What if you took every single movie star who appeared in some kind of badwrongfun action movies in the 80s and 90s and gathered them together like they were all competing in the testosterone Olympics for a gold medal in giving other people lead poisoning, and then you gathered all of the action stars who were too good for badwrongfun movies but realized that they were missing out on something magnificent and they all got to be the bad guys and walk-ons and everybody just picked up fully automatic weapons and rocket launchers and throwing knives and grenades and went and killed entire countries that nobody ever heard of because they were invented for the express purpose of being destroyed by a movie and then it all worked so freaking well they did it two more times? Well, my friend, if all that happened, then you would live in the best era in human history, because you would be alive when they made the Expendables.
Yes, this is a single review covering three movies at once. No, there is no difference between any of these three movies except maybe the cyclical rate of fire minute by minute but eventually somebody whips out a minigun and makes even that distinction too pointless to—what’s that?
I’m sorry, what?
The story? Are you seriously wondering what the storyline is for a set of movies where the logo is a skull backed by two wings made out of guns? The story is irrelevant. I just told you what it is. What isn’t irrelevant is that this is a movie franchise that somehow managed to bring together Sylvester Stallone, Jason Statham, Jet Li, Dolph Lundgren, Randy Couture, Terry Crews, Micky Rourke, Wesley Snipes, Antonio Banderas, Ronda Rousey , Chuck Norris, Bruce Willis, Arnold Schwarzenegger, Harrison Ford, Eric Roberts, Steve Austin, Jean-Claude Van Damme, Robert Davi and Mel Gibson. No, that list of names isn’t some weird Christmas List I made once during lunch for a dream project that would probably caused a global shortage of fake bullets and movie demolitions. This actually happened. Stallone managed to call up every freaking person in his contact list and went. “Ey, yo, I’m putting together a movie,” and they were all like “Is it big,” and he was like, “Yo,” and they were like “That’s pretty big,” and they signed on and a few weeks later they were all in South America or Eastern Europe just running around and blowing crap up and really not acting so much as kind of hanging out and talking about all the times they bench pressed a truck or stabbed a crocodile or whatever these people do when they’re not being paid to break necks for fun.
Anyway, Charisma Carpenter is in this as somebody’s girlfriend, which makes her almost 25% of the female cast of the entire franchise.
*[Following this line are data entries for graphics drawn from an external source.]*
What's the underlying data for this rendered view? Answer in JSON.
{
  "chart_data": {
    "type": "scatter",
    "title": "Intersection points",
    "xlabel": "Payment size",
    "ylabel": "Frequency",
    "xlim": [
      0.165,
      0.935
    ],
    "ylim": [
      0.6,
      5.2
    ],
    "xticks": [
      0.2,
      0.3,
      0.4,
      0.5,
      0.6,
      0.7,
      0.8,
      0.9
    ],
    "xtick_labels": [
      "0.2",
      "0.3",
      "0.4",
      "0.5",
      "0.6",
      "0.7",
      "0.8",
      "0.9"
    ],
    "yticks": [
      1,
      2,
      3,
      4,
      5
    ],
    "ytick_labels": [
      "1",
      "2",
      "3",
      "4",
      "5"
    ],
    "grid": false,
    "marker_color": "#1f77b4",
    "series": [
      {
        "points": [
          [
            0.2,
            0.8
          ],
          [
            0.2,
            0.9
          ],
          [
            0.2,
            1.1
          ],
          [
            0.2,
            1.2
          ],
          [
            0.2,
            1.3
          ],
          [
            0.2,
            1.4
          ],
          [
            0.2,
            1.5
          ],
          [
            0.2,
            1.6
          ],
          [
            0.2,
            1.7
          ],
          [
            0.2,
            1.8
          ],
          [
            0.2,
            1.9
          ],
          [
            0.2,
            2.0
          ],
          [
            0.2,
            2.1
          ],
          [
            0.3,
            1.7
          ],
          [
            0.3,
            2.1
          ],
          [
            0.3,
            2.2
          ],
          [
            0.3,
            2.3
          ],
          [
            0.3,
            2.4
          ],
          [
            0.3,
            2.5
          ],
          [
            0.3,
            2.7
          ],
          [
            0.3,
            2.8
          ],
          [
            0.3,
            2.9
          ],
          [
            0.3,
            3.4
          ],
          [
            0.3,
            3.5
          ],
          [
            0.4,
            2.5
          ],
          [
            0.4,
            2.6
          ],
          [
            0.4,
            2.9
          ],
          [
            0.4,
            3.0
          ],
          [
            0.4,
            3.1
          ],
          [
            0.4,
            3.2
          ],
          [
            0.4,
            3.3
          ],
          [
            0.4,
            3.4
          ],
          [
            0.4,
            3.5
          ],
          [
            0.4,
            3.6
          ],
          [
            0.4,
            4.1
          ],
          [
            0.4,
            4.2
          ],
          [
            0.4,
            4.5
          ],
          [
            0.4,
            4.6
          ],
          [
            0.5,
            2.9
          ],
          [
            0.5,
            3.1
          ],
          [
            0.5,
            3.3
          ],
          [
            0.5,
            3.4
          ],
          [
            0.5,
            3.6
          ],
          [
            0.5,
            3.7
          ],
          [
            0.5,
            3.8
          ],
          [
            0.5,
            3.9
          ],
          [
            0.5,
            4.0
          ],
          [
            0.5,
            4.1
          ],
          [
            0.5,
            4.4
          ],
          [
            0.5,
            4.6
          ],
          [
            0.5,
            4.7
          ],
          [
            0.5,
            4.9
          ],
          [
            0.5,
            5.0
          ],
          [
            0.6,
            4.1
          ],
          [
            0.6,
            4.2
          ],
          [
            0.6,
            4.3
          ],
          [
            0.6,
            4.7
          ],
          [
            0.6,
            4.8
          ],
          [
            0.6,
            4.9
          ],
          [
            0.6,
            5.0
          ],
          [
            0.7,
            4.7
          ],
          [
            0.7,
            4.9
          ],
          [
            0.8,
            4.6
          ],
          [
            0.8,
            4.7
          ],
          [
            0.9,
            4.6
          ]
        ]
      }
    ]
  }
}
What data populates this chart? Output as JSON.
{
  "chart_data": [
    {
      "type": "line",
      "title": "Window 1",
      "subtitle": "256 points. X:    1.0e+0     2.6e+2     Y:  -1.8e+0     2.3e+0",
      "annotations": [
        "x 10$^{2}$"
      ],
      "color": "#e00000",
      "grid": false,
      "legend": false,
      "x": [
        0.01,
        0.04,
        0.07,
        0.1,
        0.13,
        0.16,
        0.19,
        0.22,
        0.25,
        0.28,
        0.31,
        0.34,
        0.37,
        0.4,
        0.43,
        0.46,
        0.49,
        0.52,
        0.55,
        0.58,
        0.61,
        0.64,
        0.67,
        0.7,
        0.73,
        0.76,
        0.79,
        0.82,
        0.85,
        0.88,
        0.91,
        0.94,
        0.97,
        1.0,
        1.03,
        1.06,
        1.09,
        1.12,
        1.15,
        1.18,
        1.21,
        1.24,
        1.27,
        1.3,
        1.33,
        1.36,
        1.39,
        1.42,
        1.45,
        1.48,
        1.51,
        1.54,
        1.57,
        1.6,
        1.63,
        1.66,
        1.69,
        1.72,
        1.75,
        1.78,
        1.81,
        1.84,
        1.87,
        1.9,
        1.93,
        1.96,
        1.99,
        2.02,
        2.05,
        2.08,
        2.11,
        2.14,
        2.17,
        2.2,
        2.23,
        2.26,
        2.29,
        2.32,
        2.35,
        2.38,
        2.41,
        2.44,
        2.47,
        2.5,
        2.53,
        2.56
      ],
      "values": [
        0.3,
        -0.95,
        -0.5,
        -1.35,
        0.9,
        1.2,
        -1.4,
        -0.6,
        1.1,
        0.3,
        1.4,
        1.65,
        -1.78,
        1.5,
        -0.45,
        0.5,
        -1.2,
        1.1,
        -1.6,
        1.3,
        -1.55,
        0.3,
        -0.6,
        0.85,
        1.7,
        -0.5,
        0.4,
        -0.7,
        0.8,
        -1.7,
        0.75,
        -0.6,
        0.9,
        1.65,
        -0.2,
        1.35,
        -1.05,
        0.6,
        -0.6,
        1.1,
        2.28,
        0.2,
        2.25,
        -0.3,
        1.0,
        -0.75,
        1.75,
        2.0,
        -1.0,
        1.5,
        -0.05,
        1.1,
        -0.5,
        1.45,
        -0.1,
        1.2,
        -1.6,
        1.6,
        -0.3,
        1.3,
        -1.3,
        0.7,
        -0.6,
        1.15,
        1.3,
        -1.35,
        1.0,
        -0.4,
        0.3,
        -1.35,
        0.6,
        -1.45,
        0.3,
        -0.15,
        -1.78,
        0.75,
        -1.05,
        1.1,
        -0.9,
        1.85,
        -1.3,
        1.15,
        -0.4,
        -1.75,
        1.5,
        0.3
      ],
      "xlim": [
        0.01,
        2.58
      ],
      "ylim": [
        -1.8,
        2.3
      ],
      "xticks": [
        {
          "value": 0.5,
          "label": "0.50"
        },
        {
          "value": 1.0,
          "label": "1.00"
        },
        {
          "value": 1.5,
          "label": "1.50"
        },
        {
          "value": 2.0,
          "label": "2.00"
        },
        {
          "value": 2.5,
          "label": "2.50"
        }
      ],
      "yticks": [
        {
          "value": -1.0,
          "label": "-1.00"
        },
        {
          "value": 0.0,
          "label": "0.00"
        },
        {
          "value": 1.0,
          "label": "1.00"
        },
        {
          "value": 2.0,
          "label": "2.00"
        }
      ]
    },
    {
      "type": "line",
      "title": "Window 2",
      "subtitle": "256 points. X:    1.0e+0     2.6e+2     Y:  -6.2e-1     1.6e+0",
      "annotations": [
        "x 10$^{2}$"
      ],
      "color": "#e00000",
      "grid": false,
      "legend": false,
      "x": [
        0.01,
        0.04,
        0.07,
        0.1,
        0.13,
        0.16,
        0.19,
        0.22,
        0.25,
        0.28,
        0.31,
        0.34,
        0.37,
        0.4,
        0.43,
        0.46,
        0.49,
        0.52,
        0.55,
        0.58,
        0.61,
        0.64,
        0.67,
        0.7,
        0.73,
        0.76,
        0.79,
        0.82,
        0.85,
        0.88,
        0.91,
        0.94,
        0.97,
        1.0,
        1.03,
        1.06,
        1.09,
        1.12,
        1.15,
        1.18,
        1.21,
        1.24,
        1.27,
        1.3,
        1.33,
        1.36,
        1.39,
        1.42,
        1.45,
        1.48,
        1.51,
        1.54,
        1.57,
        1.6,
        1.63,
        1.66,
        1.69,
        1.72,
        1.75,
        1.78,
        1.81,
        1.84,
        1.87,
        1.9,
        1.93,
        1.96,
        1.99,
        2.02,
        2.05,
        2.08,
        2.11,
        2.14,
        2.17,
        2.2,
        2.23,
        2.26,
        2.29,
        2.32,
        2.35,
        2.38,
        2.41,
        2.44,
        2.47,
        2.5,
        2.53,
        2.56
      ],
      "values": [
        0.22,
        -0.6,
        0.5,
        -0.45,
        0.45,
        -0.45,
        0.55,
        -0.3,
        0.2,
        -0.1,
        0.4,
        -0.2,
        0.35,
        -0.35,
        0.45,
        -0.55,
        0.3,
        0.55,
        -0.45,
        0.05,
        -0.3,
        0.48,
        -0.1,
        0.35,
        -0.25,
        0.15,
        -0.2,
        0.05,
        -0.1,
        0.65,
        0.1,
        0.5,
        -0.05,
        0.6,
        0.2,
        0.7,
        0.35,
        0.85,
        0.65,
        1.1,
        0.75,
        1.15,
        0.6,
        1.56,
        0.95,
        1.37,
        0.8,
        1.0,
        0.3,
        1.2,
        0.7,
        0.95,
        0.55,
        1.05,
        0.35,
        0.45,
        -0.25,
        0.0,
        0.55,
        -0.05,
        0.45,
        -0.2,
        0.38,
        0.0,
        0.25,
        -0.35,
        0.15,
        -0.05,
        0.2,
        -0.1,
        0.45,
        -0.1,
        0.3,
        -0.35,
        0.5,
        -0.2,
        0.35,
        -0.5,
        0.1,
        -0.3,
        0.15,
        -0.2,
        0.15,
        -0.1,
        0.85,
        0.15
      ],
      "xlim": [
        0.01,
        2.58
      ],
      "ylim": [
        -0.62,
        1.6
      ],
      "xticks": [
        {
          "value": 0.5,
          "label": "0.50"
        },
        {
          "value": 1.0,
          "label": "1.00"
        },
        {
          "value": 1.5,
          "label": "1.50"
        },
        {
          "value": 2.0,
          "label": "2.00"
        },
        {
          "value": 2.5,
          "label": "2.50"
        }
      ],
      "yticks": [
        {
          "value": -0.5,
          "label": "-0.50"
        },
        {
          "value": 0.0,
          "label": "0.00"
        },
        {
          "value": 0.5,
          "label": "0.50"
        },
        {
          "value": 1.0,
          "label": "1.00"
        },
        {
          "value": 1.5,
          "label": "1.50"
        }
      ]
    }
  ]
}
Liam Hemsworth is in here somewhere, but mainly so he can die in a way that shows that there is a 1:1 correlation between your age and your survival percentage. And Kelsey Grammar shows up at some point as a kind of mercenary recruiter and you kind of wonder, Frasier wasn’t an action movie, but you’ll give the dude a pass anyway because we’re not about excluding people.
There’s also the entire sport of mixed martial arts in here. I’m not kidding. Like, anybody who ever threw hands behind a chain-linked fence is in one of these damn movies. There are so many you kind of wonder why Dana White isn’t listed as an executive producer.
In fact, there are enough people in these movies that you begin to wonder who hasn’t been in the Expendables yet. Well, Forrest Whitaker and 50 Cent for starters, because they somehow didn’t have an agent badass enough to figure out how to make their schedules work. But in the end, it’s okay, because neither of them have Terry Crews’ titanic pecs. Kurt Russell said he didn’t want to be in an ensemble movie which just means that he thought when Sly called him it was for a Tango & Cash reunion and he got all hurt when he learned that it wasn’t. Charlie Sheen never made the cut because the best part of him got blown up at the end of Red Dawn and there isn’t enough coke left in the world to keep him interested in much of anything. Jackie Chan couldn’t be bothered, but you know what, that guy can do whatever the hell he wants. Nic Cage somehow was making so many Netflix movies he couldn’t make it, and John Travolta never showed up either but if he did we all know it would be so he and Nic Cage could trade faces and impersonate each other again. Or maybe Sly’s just saving something for The Expendables 4.
Right, okay, so where does that leave us? Oh, right, in a set of movies whose characters have names like Yin Yang, Hale Ceasar, Toll Road, Trench Mauser, Jean Vilain, Max Drummer and Doctor Death. It’s a set of movies where, when an actor can’t make it for the entire shoot, they just include him until he has to leave and then they just write him out because with 428 other people in the movie, who’s gonna notice? It’s a set of movies where—and I kid you not—they killed off a bad guy in one movie and then nearly cast the same actor to play the dead bad guy’s brother in the next movie, because nobody would have raised an eyebrow.
If there is a moment of truth in all of this, it’s that point in every Expendables movie where Sly kind of looks at the camera and smirks as if to say, “That’s right. I did this. And none of you could stop me.” And it’s a good thing he did, too, or else all of these dudes would have run for governor somewhere, which would have been awesome, but it wouldn’t have been Expendables-level awesome.